GP referrals to orthopaedics in Cwm Taf are above the Welsh average, with an average of around 800 referrals per month.


The World Health Organisation (WHO) defines Health Literacy as: “… personal characteristics and social resources needed for individuals and communities to access, understand, appraise and use information and services to make decisions about health.”

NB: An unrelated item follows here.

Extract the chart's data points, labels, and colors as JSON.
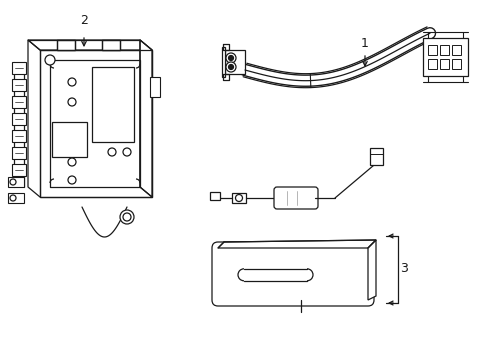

Health Literacy is a key determinant of health. There is a strong correlation between low literacy and low numeracy skills and poor health literacy. Poor Health Literacy in turn is associated with poorer health and poorer health outcomes. Poor health literacy is associated with increased hospital admissions and readmissions, less participation in preventive activities, higher prevalence of health risk factors, poorer self-management of chronic conditions and poorer disease outcomes, lower functional status and increased mortality. Improving Health Literacy is a key priority for WHO and Royal College of General Practitioners and the Welsh Government because of the link between poor Health Literacy and poor health outcomes, and is also an enabler to reduce health inequalities.


AIM:


The overall project aim is to tailor interventions based on Health Literacy baseline levels to improve this asset in order to allow patients to choose alternative strategies for management and to ensure more appropriate selection of patients for surgery through working with citizens and local communities to co-design solutions to their health needs.


PLANNING & DEVELOPMENT:


Phases 1 and 2 are currently underway.

Phase 1:

  • Establish baseline Health Literacy levels for patients with hip or knee joint pain who have been referred by their GP to secondary care; and,

  • Conduct a narrative review of co-production use in healthcare.

Phase 2

Three workshops:

  • Workshop 1 - Citizens: To co-design interventions to improve self-management of their condition and develop tools to help informed, shared decisions about management options;

  • Workshop 2 - Healthcare Professionals: Healthcare professionals such as orthopaedic surgeon and physiotherapists to discuss their understanding of the challenges and solutions;

  • Workshop 3 - Citizens & Healthcare Professionals: Workshop to allow citizens and healthcare professionals to co-design interventions. Evaluate the co-production sessions.

Phase 3:

Implement the interventions co-designed on a new cohort of 100 patients referred in by their GP.


Phase 4:

Evaluate interventions regarding impact on patient decisions about management options including a cost-effectiveness analysis. Evaluate Health Literacy following co-design events and implementation of interventions.


FIT WITH PRUDENT HEALTH:

  • Co-designing solutions locally improves uptake and use of tools through ownership;

  • Improving health literacy empowers patients to work with healthcare professionals to derive a more patient-centred decision on management.